A team of health care professionals including an oral surgeon, ENT specialist, oncologist, and nutritionist may work together to maintain and improve your overall health.

The survival rate of people with HPV linked oropharyngeal cancer is around 85-90%. HPV linked oropharyngeal cancer often responds well to the treatment.

Prompt diagnosis and immediate treatment can help to cut down the progress of this oral condition and provide a cancer-free life to the patient.

What are the preventive measures?

An HPV vaccine is available that can prevent the spread of the infection in the body and minimize the chance of developing genital, cervical or oropharyngeal cancer.

The vaccine should usually be taken around the age of 13. However, women can receive the HPV vaccine up to the age of 26 and men can take it up until the age of 21. (5)

Other preventive measures may include –

  • Use of condoms and dental dams during sexual activity
  • Avoid smoking and drinking alcohol as it may increase the risk of developing HPV linked oropharyngeal cancer
  • For people with low immunity, the maximum age to take the HPV vaccine is 26 years. However, if you have crossed the age limit, you can still consult a doctor and learn more about the HPV vaccine or any other alternatives
  • If you notice any unusual changes in your mouth like discolorations, sore throat and swelling at the back of the tongue, contact your nearest dentist to diagnose the condition at an early stage

Take away message

Human Papillomavirus is commonly a genital infection, but it can be found in the mouth and throat as well.

The oral symptoms of HPV infection may begin as benign warts which often remain undetected and resolve without causing any complication.
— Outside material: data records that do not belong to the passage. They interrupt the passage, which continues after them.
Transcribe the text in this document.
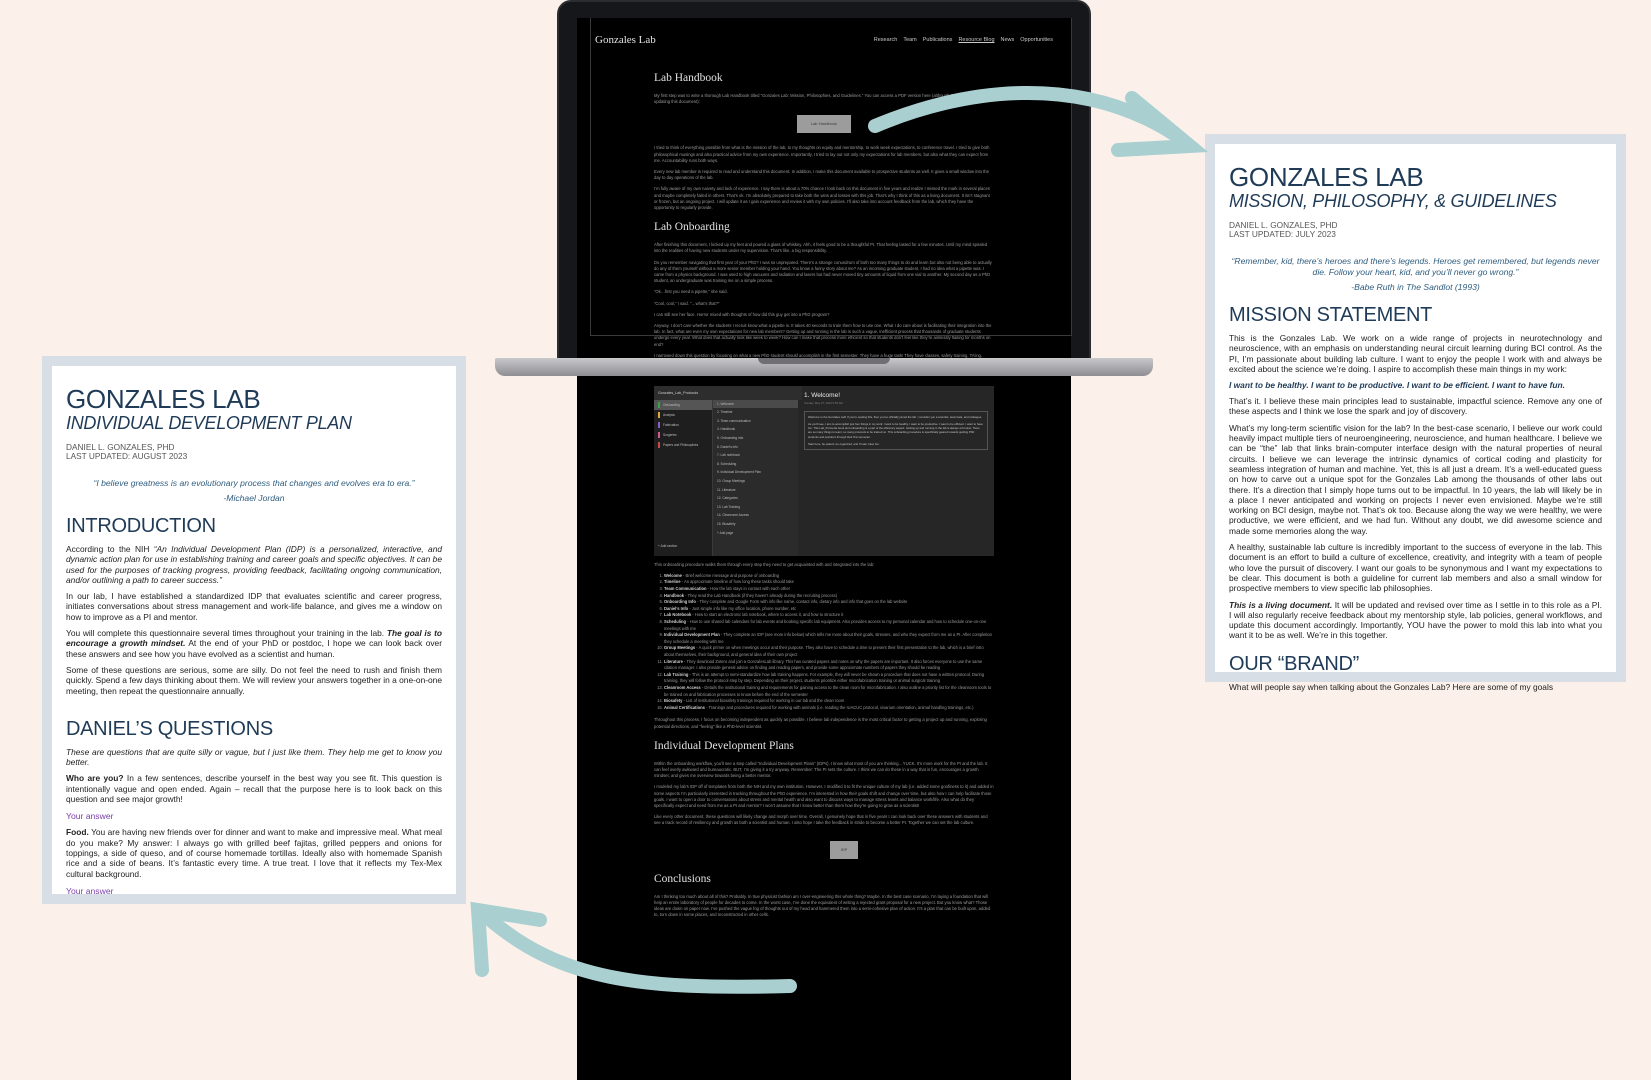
Gonzales Lab	Research Team Publications Resource Blog News Opportunities
Lab Handbook
My first step was to write a thorough Lab Handbook titled “Gonzales Lab: Mission, Philosophies, and Guidelines.” You can access a PDF version here (although I’m continually updating this document):
Lab Handbook
I tried to think of everything possible from what is the mission of the lab, to my thoughts on equity and mentorship, to work week expectations, to conference travel. I tried to give both philosophical musings and also practical advice from my own experience. Importantly, I tried to lay out not only my expectations for lab members, but also what they can expect from me. Accountability runs both ways.
Every new lab member is required to read and understand this document. In addition, I make this document available to prospective students as well. It gives a small window into the day to day operations of the lab.
I’m fully aware of my own naivety and lack of experience. I say there is about a 70% chance I look back on this document in five years and realize I missed the mark in several places and maybe completely failed in others. That’s ok. I’m absolutely prepared to take both the wins and losses with this job. That’s why I think of this as a living document. It isn’t stagnant or frozen, but an ongoing project. I will update it as I gain experience and review it with my own policies. I’ll also take into account feedback from the lab, which they have the opportunity to regularly provide.
Lab Onboarding
After finishing this document, I kicked up my feet and poured a glass of whiskey. Ahh, it feels good to be a thoughtful PI. That feeling lasted for a few minutes. Until my mind spiraled into the realities of having new students under my supervision. That’s like, a big responsibility.
Do you remember navigating that first year of your PhD? I was so unprepared. There’s a strange conundrum of both too many things to do and learn but also not being able to actually do any of them yourself without a more senior member holding your hand. You know a funny story about me? As an incoming graduate student, I had no idea what a pipette was. I came from a physics background. I was used to high vacuums and radiation and lasers but had never moved tiny amounts of liquid from one vial to another. My second day as a PhD student, an undergraduate was training me on a simple process.
“Ok…first you need a pipette,” she said.
“Cool, cool,” I said. “…what’s that?”
I can still see her face. Horror mixed with thoughts of how did this guy get into a PhD program?
Anyway, I don’t care whether the students I recruit know what a pipette is. It takes 40 seconds to train them how to use one. What I do care about is facilitating their integration into the lab. In fact, what are even my own expectations for new lab members? Getting up and running in the lab is such a vague, inefficient process that thousands of graduate students undergo every year. What does that actually look like week to week? How can I make that process more efficient so that students don’t feel like they’re aimlessly flailing for months on end?
I narrowed down this question by focusing on what a new PhD student should accomplish in the first semester. They have a huge task! They have classes, safety training, TA’ing,
Gonzales_Lab_Protocols
Onboarding
Analysis
Fabrication
Surgeries
Papers and Philosophies
+ Add section
1. Welcome
2. Timeline
3. Team communication
4. Handbook
5. Onboarding info
6. Daniel's info
7. Lab notebook
8. Scheduling
9. Individual Development Plan
10. Group Meetings
11. Literature
12. Categories
13. Lab Training
14. Cleanroom Access
15. Biosafety
+ Add page
1. Welcome!
Sunday, May 07, 2023 5:56 AM
Welcome to the Gonzales Lab! If you’re reading this, then you’ve officially joined the lab. I consider you a scientist, teammate, and colleague.
As you’ll see, I aim to accomplish just four things in my work: I want to be healthy. I want to be productive. I want to be efficient. I want to have fun. This Lab_Protocols book and onboarding is a part of the efficiency aspect. Getting up and running in the lab is always a bit slow. There are so many things to learn; so many protocols to be trained on. This onboarding procedure is specifically geared towards guiding PhD students and postdocs through their first semester.
Start here, be patient, be organized, and I’ll ask, have fun.
This onboarding procedure walks them through every step they need to get acquainted with and integrated into the lab:
1. Welcome - Brief welcome message and purpose of onboarding
2. Timeline - An approximate timeline of how long these tasks should take
3. Team Communication - How the lab stays in contact with each other
4. Handbook - They read the Lab Handbook (if they haven’t already during the recruiting process)
5. Onboarding Info - They complete and Google Form with info like name, contact info, dietary info and info that goes on the lab website
6. Daniel’s Info - Just simple info like my office location, phone number, etc
7. Lab Notebook - How to start an electronic lab notebook, where to access it, and how to structure it
8. Scheduling - How to use shared lab calendars for lab events and booking specific lab equipment. Also provides access to my personal calendar and how to schedule one-on-one meetings with me
9. Individual Development Plan - They complete an IDP (see more info below) which tells me more about their goals, stresses, and who they expect from me as a PI. After completion they schedule a meeting with me
10. Group Meetings - A quick primer on when meetings occur and their purpose. They also have to schedule a time to present their first presentation to the lab, which is a brief intro about themselves, their background, and general idea of their own project
11. Literature - They download Zotero and join a GonzalesLab library. This has curated papers and notes on why the papers are important. It also forces everyone to use the same citation manager. I also provide general advice on finding and reading papers, and provide some approximate numbers of papers they should be reading
12. Lab Training - This is an attempt to semi-standardize how lab training happens. For example, they will never be shown a procedure that does not have a written protocol. During training, they will follow the protocol step by step. Depending on their project, students prioritize either microfabrication training or animal surgical training
13. Cleanroom Access - Details the institutional training and requirements for gaining access to the clean room for microfabrication. I also outline a priority list for the cleanroom tools to be trained on and fabrication processes to know before the end of the semester
14. Biosafety - List of institutional biosafety trainings required for working in our lab and the clean room
15. Animal Certifications - Trainings and procedures required for working with animals (i.e. reading the IUACUC protocol, vivarium orientation, animal handling trainings, etc.)
Throughout this process, I focus on becoming independent as quickly as possible. I believe lab independence is the most critical factor to getting a project up and running, exploring potential directions, and “feeling” like a PhD-level scientist.
Individual Development Plans
Within the onboarding workflow, you’ll see a step called “Individual Development Plans” (IDPs). I know what most of you are thinking…YUCK. It’s more work for the PI and the lab. It can feel overly awkward and bureaucratic. BUT, I’m giving it a try anyway. Remember: The PI sets the culture. I think we can do these in a way that is fun, encourages a growth mindset, and gives me overview towards being a better mentor.
I modeled my lab’s IDP off of templates from both the NIH and my own institution. However, I modified it to fit the unique culture of my lab (i.e. added some goofiness to it) and added in some aspects I’m particularly interested in tracking throughout the PhD experience. I’m interested in how their goals shift and change over time, but also how I can help facilitate those goals. I want to open a door to conversations about stress and mental health and also want to discuss ways to manage stress levels and balance work/life. Also what do they specifically expect and need from me as a PI and mentor? I won’t assume that I know better than them how they’re going to grow as a scientist!
Like every other document, these questions will likely change and morph over time. Overall, I genuinely hope that in five years I can look back over these answers with students and see a track record of resiliency and growth as both a scientist and human. I also hope I take the feedback in stride to become a better PI. Together we can set the lab culture.
IDP
Conclusions
Am I thinking too much about all of this? Probably. In true physicist fashion am I over-engineering this whole thing? Maybe. In the best case scenario, I’m laying a foundation that will help an entire laboratory of people for decades to come. In the worst case, I’ve done the equivalent of writing a rejected grant proposal for a new project. But you know what? Those ideas are down on paper now. I’ve pushed the vague fog of thoughts out of my head and hammered them into a semi-cohesive plan of action. It’s a plan that can be built upon, added to, torn down in some places, and reconstructed in other cells.
GONZALES LAB
MISSION, PHILOSOPHY, & GUIDELINES
DANIEL L. GONZALES, PHD
LAST UPDATED: JULY 2023
“Remember, kid, there’s heroes and there’s legends. Heroes get remembered, but legends never die. Follow your heart, kid, and you’ll never go wrong.”
-Babe Ruth in The Sandlot (1993)
MISSION STATEMENT
This is the Gonzales Lab. We work on a wide range of projects in neurotechnology and neuroscience, with an emphasis on understanding neural circuit learning during BCI control. As the PI, I’m passionate about building lab culture. I want to enjoy the people I work with and always be excited about the science we’re doing. I aspire to accomplish these main things in my work:
I want to be healthy. I want to be productive. I want to be efficient. I want to have fun.
That’s it. I believe these main principles lead to sustainable, impactful science. Remove any one of these aspects and I think we lose the spark and joy of discovery.
What’s my long-term scientific vision for the lab? In the best-case scenario, I believe our work could heavily impact multiple tiers of neuroengineering, neuroscience, and human healthcare. I believe we can be “the” lab that links brain-computer interface design with the natural properties of neural circuits. I believe we can leverage the intrinsic dynamics of cortical coding and plasticity for seamless integration of human and machine. Yet, this is all just a dream. It’s a well-educated guess on how to carve out a unique spot for the Gonzales Lab among the thousands of other labs out there. It’s a direction that I simply hope turns out to be impactful. In 10 years, the lab will likely be in a place I never anticipated and working on projects I never even envisioned. Maybe we’re still working on BCI design, maybe not. That’s ok too. Because along the way we were healthy, we were productive, we were efficient, and we had fun. Without any doubt, we did awesome science and made some memories along the way.
A healthy, sustainable lab culture is incredibly important to the success of everyone in the lab. This document is an effort to build a culture of excellence, creativity, and integrity with a team of people who love the pursuit of discovery. I want our goals to be synonymous and I want my expectations to be clear. This document is both a guideline for current lab members and also a small window for prospective members to view specific lab philosophies.
This is a living document. It will be updated and revised over time as I settle in to this role as a PI. I will also regularly receive feedback about my mentorship style, lab policies, general workflows, and update this document accordingly. Importantly, YOU have the power to mold this lab into what you want it to be as well. We’re in this together.
OUR “BRAND”
What will people say when talking about the Gonzales Lab? Here are some of my goals
GONZALES LAB
INDIVIDUAL DEVELOPMENT PLAN
DANIEL L. GONZALES, PHD
LAST UPDATED: AUGUST 2023
“I believe greatness is an evolutionary process that changes and evolves era to era.”
-Michael Jordan
INTRODUCTION
According to the NIH “An Individual Development Plan (IDP) is a personalized, interactive, and dynamic action plan for use in establishing training and career goals and specific objectives. It can be used for the purposes of tracking progress, providing feedback, facilitating ongoing communication, and/or outlining a path to career success.”
In our lab, I have established a standardized IDP that evaluates scientific and career progress, initiates conversations about stress management and work-life balance, and gives me a window on how to improve as a PI and mentor.
You will complete this questionnaire several times throughout your training in the lab. The goal is to encourage a growth mindset. At the end of your PhD or postdoc, I hope we can look back over these answers and see how you have evolved as a scientist and human.
Some of these questions are serious, some are silly. Do not feel the need to rush and finish them quickly. Spend a few days thinking about them. We will review your answers together in a one-on-one meeting, then repeat the questionnaire annually.
DANIEL’S QUESTIONS
These are questions that are quite silly or vague, but I just like them. They help me get to know you better.
Who are you? In a few sentences, describe yourself in the best way you see fit. This question is intentionally vague and open ended. Again – recall that the purpose here is to look back on this question and see major growth!
Your answer
Food. You are having new friends over for dinner and want to make and impressive meal. What meal do you make? My answer: I always go with grilled beef fajitas, grilled peppers and onions for toppings, a side of queso, and of course homemade tortillas. Ideally also with homemade Spanish rice and a side of beans. It’s fantastic every time. A true treat. I love that it reflects my Tex-Mex cultural background.
Your answer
Occasionally, some of the high strain HPV may develop oropharyngeal cancer in the mouth and throat.

HPV infected men with a habit of smoking are at a higher risk of developing oropharyngeal cancer as compared to females.


Although radiotherapy, chemotherapy and surgical removal may help to treat this oral condition, preventive measures should be followed to eliminate its reoccurrence.

HPV vaccines are a new advancement to prevent the hazards of HPV infection in the mouth and body. The right time to get this vaccine is around the age of 13 years.

Lifestyle modifications and use of protection while having sexual intercourse can help to minimize the contraction of Human Papilloma Virus.